The forecast errors in the slow mode, which is well observed, are controlled by the model error. The time interpolation of observations does not take place over a long enough period to compensate for the model error. However, if the observation coverage is degraded, optimization of the **C** matrix becomes effective in reducing the forecast error and the forecast errors can be reduced below those implied by the model error growth.

In situations where the forecast-error growth is less than the model error growth, the analysis error must be compensating for future model error growth, so the analysis itself is suboptimal. This explains why the standard theory set out in section 2 does not describe what is happening. The behaviour is more like that of a long-window 4D-Var (Trémolet 2006), where small model-state corrections are added periodically to allow a model trajectory to be fitted to a set of observations over a long time period. The present method is a degenerate example of this procedure, where the trajectory is built up in short sequential steps rather than by a simultaneous minimization over the whole window. However, the recalculation of **C** does introduce a dependence on the whole assimilation period of 300 cycles. It would be of interest in future work to see whether further benefit is obtained from a simultaneous minimization.

There is an important difference from the long-window approach of Fisher *et al.* (2005) and Trémolet (2006) in that the corrections that give the optimal forecasts are much less than would be implied by the size of the model error. This appears to be mainly because (19) permits the analysis increments to be much less than the model error accumulated over a window for rapidly growing modes of the model. However, the model error used in this study does not conform to the statistical assumptions used to define the model error in Kalman filtering, so there is no reason why that theory should predict the optimal size of the increments.

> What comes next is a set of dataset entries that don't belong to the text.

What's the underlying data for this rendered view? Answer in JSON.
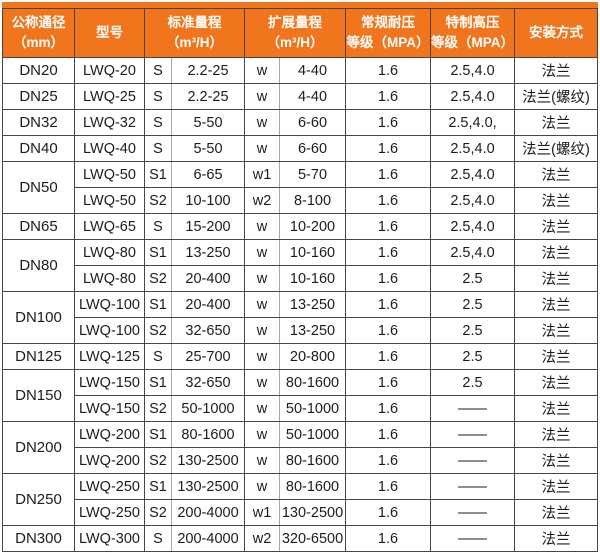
{
  "colors": {
    "header_bg": "#f0751d",
    "header_text": "#ffffff",
    "body_text": "#1c1c1c",
    "border_dark": "#454545",
    "border_light": "#a8a8a8",
    "page_bg": "#ffffff"
  },
  "table": {
    "header": {
      "dn": [
        "公称通径",
        "（mm）"
      ],
      "model": "型号",
      "standard": [
        "标准量程",
        "（m³/H）"
      ],
      "extended": [
        "扩展量程",
        "（m³/H）"
      ],
      "regular": [
        "常规耐压",
        "等级（MPA）"
      ],
      "special": [
        "特制高压",
        "等级（MPA）"
      ],
      "install": "安装方式"
    },
    "row_keys": [
      "model",
      "s",
      "s_range",
      "w",
      "w_range",
      "pn",
      "pn_high",
      "install"
    ],
    "rows": [
      {
        "dn": "DN20",
        "dn_span": 1,
        "model": "LWQ-20",
        "s": "S",
        "s_range": "2.2-25",
        "w": "w",
        "w_range": "4-40",
        "pn": "1.6",
        "pn_high": "2.5,4.0",
        "install": "法兰"
      },
      {
        "dn": "DN25",
        "dn_span": 1,
        "model": "LWQ-25",
        "s": "S",
        "s_range": "2.2-25",
        "w": "w",
        "w_range": "4-40",
        "pn": "1.6",
        "pn_high": "2.5,4.0",
        "install": "法兰(螺纹)"
      },
      {
        "dn": "DN32",
        "dn_span": 1,
        "model": "LWQ-32",
        "s": "S",
        "s_range": "5-50",
        "w": "w",
        "w_range": "6-60",
        "pn": "1.6",
        "pn_high": "2.5,4.0,",
        "install": "法兰"
      },
      {
        "dn": "DN40",
        "dn_span": 1,
        "model": "LWQ-40",
        "s": "S",
        "s_range": "5-50",
        "w": "w",
        "w_range": "6-60",
        "pn": "1.6",
        "pn_high": "2.5,4.0",
        "install": "法兰(螺纹)"
      },
      {
        "dn": "DN50",
        "dn_span": 2,
        "model": "LWQ-50",
        "s": "S1",
        "s_range": "6-65",
        "w": "w1",
        "w_range": "5-70",
        "pn": "1.6",
        "pn_high": "2.5,4.0",
        "install": "法兰"
      },
      {
        "dn": null,
        "model": "LWQ-50",
        "s": "S2",
        "s_range": "10-100",
        "w": "w2",
        "w_range": "8-100",
        "pn": "1.6",
        "pn_high": "2.5,4.0",
        "install": "法兰"
      },
      {
        "dn": "DN65",
        "dn_span": 1,
        "model": "LWQ-65",
        "s": "S",
        "s_range": "15-200",
        "w": "w",
        "w_range": "10-200",
        "pn": "1.6",
        "pn_high": "2.5,4.0",
        "install": "法兰"
      },
      {
        "dn": "DN80",
        "dn_span": 2,
        "model": "LWQ-80",
        "s": "S1",
        "s_range": "13-250",
        "w": "w",
        "w_range": "10-160",
        "pn": "1.6",
        "pn_high": "2.5,4.0",
        "install": "法兰"
      },
      {
        "dn": null,
        "model": "LWQ-80",
        "s": "S2",
        "s_range": "20-400",
        "w": "w",
        "w_range": "10-160",
        "pn": "1.6",
        "pn_high": "2.5",
        "install": "法兰"
      },
      {
        "dn": "DN100",
        "dn_span": 2,
        "model": "LWQ-100",
        "s": "S1",
        "s_range": "20-400",
        "w": "w",
        "w_range": "13-250",
        "pn": "1.6",
        "pn_high": "2.5",
        "install": "法兰"
      },
      {
        "dn": null,
        "model": "LWQ-100",
        "s": "S2",
        "s_range": "32-650",
        "w": "w",
        "w_range": "13-250",
        "pn": "1.6",
        "pn_high": "2.5",
        "install": "法兰"
      },
      {
        "dn": "DN125",
        "dn_span": 1,
        "model": "LWQ-125",
        "s": "S",
        "s_range": "25-700",
        "w": "w",
        "w_range": "20-800",
        "pn": "1.6",
        "pn_high": "2.5",
        "install": "法兰"
      },
      {
        "dn": "DN150",
        "dn_span": 2,
        "model": "LWQ-150",
        "s": "S1",
        "s_range": "32-650",
        "w": "w",
        "w_range": "80-1600",
        "pn": "1.6",
        "pn_high": "2.5",
        "install": "法兰"
      },
      {
        "dn": null,
        "model": "LWQ-150",
        "s": "S2",
        "s_range": "50-1000",
        "w": "w",
        "w_range": "50-1000",
        "pn": "1.6",
        "pn_high": "——",
        "install": "法兰"
      },
      {
        "dn": "DN200",
        "dn_span": 2,
        "model": "LWQ-200",
        "s": "S1",
        "s_range": "80-1600",
        "w": "w",
        "w_range": "50-1000",
        "pn": "1.6",
        "pn_high": "——",
        "install": "法兰"
      },
      {
        "dn": null,
        "model": "LWQ-200",
        "s": "S2",
        "s_range": "130-2500",
        "w": "w",
        "w_range": "80-1600",
        "pn": "1.6",
        "pn_high": "——",
        "install": "法兰"
      },
      {
        "dn": "DN250",
        "dn_span": 2,
        "model": "LWQ-250",
        "s": "S1",
        "s_range": "130-2500",
        "w": "w",
        "w_range": "80-1600",
        "pn": "1.6",
        "pn_high": "——",
        "install": "法兰"
      },
      {
        "dn": null,
        "model": "LWQ-250",
        "s": "S2",
        "s_range": "200-4000",
        "w": "w1",
        "w_range": "130-2500",
        "pn": "1.6",
        "pn_high": "——",
        "install": "法兰"
      },
      {
        "dn": "DN300",
        "dn_span": 1,
        "model": "LWQ-300",
        "s": "S",
        "s_range": "200-4000",
        "w": "w2",
        "w_range": "320-6500",
        "pn": "1.6",
        "pn_high": "——",
        "install": "法兰"
      }
    ]
  }
}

The experiments shown in this article share the characteristic behaviour of operational systems in that the analysis error is not much less than the background error. The main difference in behaviour is that 3D-Var works well in the operational context but is unable to control error growth in the three-body system. In the three-body system, the typical perturbation growth for the fast variables dominates the model error growth. This results in the best forecasts being obtained with a **C** that is much less than that implied by model error growth. Assuming that the viability of 3D-Var means that the finite-amplitude error growth in real systems is not large over an assimilation window, which is consistent with the diagnostics in Piccolo (2010), it is likely that the increments in real systems will have to be comparable to the model error.

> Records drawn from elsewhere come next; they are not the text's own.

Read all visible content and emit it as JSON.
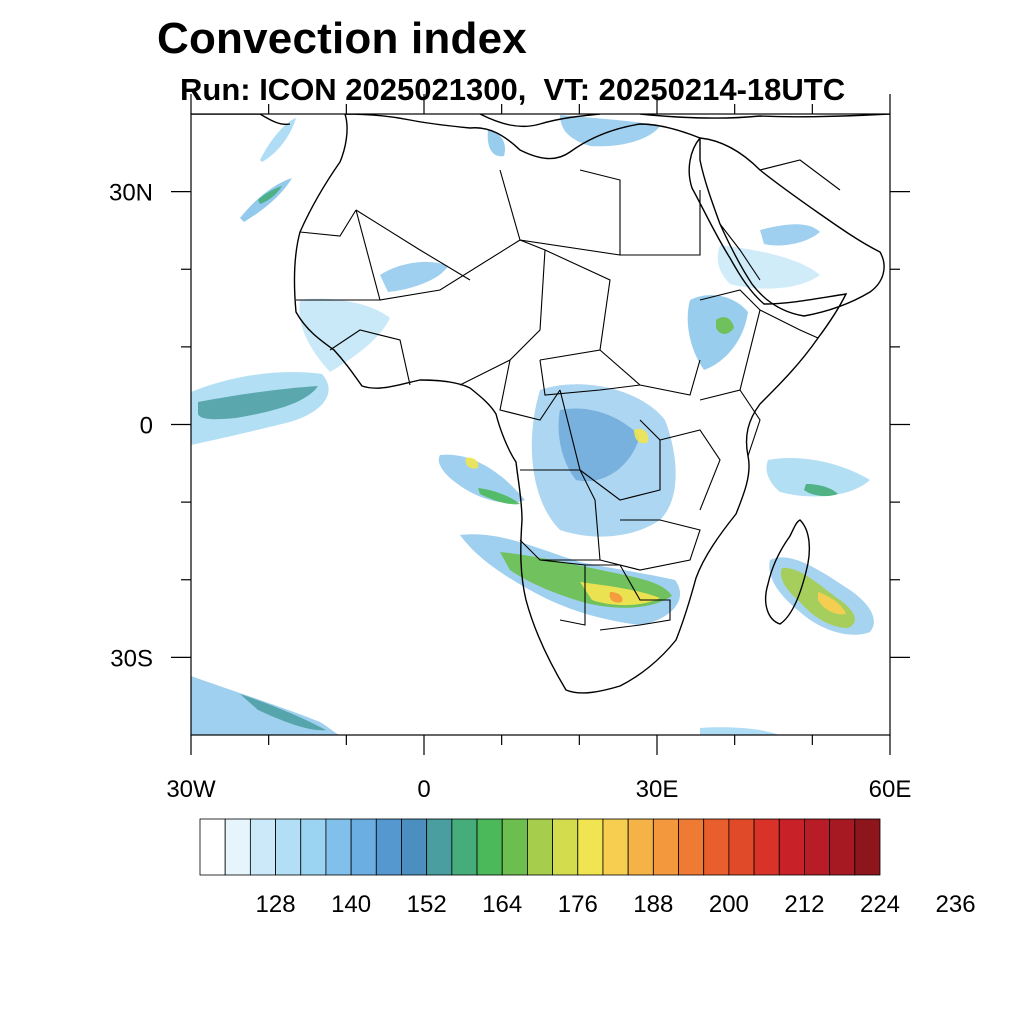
{
  "title": "Convection index",
  "subtitle": "Run: ICON 2025021300,  VT: 20250214-18UTC",
  "map": {
    "lon_range": [
      -30,
      60
    ],
    "lat_range": [
      -40,
      40
    ],
    "lon_ticks": [
      {
        "value": -30,
        "label": "30W"
      },
      {
        "value": 0,
        "label": "0"
      },
      {
        "value": 30,
        "label": "30E"
      },
      {
        "value": 60,
        "label": "60E"
      }
    ],
    "lat_ticks": [
      {
        "value": 30,
        "label": "30N"
      },
      {
        "value": 0,
        "label": "0"
      },
      {
        "value": -30,
        "label": "30S"
      }
    ],
    "minor_lon_ticks": [
      -20,
      -10,
      10,
      20,
      40,
      50
    ],
    "minor_lat_ticks": [
      20,
      10,
      -10,
      -20
    ]
  },
  "colorbar": {
    "colors": [
      "#ffffff",
      "#e6f4fc",
      "#cbe9f8",
      "#b2dff5",
      "#9ad4f2",
      "#80c0ea",
      "#6aaee2",
      "#5598d0",
      "#4a8fbf",
      "#4a9ea0",
      "#46ad7a",
      "#4bb85a",
      "#6cbf4e",
      "#a6cd4c",
      "#d2dc4c",
      "#f0e450",
      "#f7ce4f",
      "#f5b246",
      "#f4983d",
      "#ef7a33",
      "#e85e2c",
      "#e04a29",
      "#d93329",
      "#c82228",
      "#b81c26",
      "#a71922",
      "#8c161c"
    ],
    "labels": [
      "128",
      "140",
      "152",
      "164",
      "176",
      "188",
      "200",
      "212",
      "224",
      "236"
    ]
  }
}
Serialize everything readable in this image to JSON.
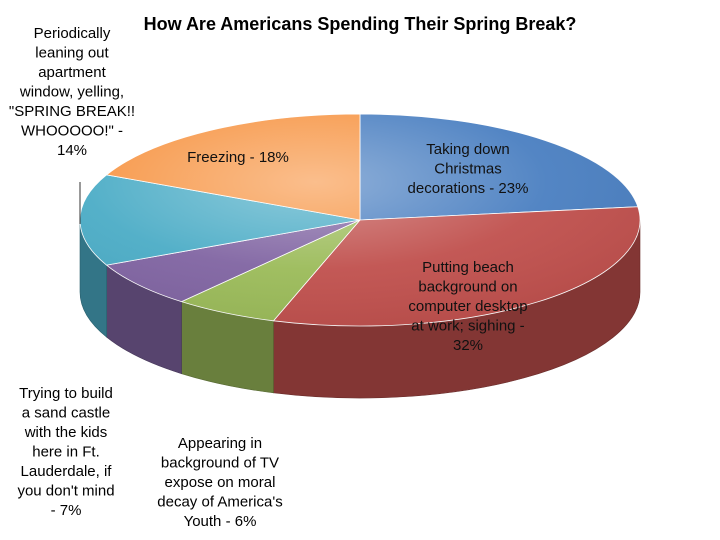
{
  "chart_data": {
    "type": "pie",
    "title": "How Are Americans Spending Their Spring Break?",
    "slices": [
      {
        "label": "Taking down Christmas decorations - 23%",
        "lines": [
          "Taking down",
          "Christmas",
          "decorations - 23%"
        ],
        "value": 23,
        "color": "#4a7fc1"
      },
      {
        "label": "Putting beach background on computer desktop at work; sighing - 32%",
        "lines": [
          "Putting beach",
          "background on",
          "computer desktop",
          "at work; sighing -",
          "32%"
        ],
        "value": 32,
        "color": "#c0504d"
      },
      {
        "label": "Appearing in background of TV expose on moral decay of America's Youth - 6%",
        "lines": [
          "Appearing in",
          "background of TV",
          "expose on moral",
          "decay of America's",
          "Youth - 6%"
        ],
        "value": 6,
        "color": "#9bbb59"
      },
      {
        "label": "Trying to build a sand castle with the kids here in Ft. Lauderdale, if you don't mind - 7%",
        "lines": [
          "Trying to build",
          "a sand castle",
          "with the kids",
          "here in Ft.",
          "Lauderdale, if",
          "you don't mind",
          "- 7%"
        ],
        "value": 7,
        "color": "#8064a2"
      },
      {
        "label": "Periodically leaning out apartment window, yelling, \"SPRING BREAK!! WHOOOOO!\" - 14%",
        "lines": [
          "Periodically",
          "leaning out",
          "apartment",
          "window, yelling,",
          "\"SPRING BREAK!!",
          "WHOOOOO!\" -",
          "14%"
        ],
        "value": 14,
        "color": "#4bacc6"
      },
      {
        "label": "Freezing - 18%",
        "lines": [
          "Freezing - 18%"
        ],
        "value": 18,
        "color": "#f79646"
      }
    ]
  }
}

The issue for practical application is how to choose **C**. In well-observed situations, such as the slow mode in most of the experiments, the optimum performance is given by setting **C** to a climatological estimate of the true background error, so the behaviour is consistent with standard theory. However, the optimum performance for the fast mode is obtained by using much smaller values of **C**. The use of analysis increments to determine **C** is a practical way of achieving the required behaviour, since the analysis increments found by 4D-Var will tend to be small for rapidly growing modes.

In the three-body system, the best forecasts are not consistently obtained from the **C** that gives the best analyses. This can be seen in Figures 10 and 16. This illustrates that the **C** most appropriate for accurate forecasts may not be the same as that where the analysis itself is the most important product, such as in reanalyses. This issue has been widely recognized.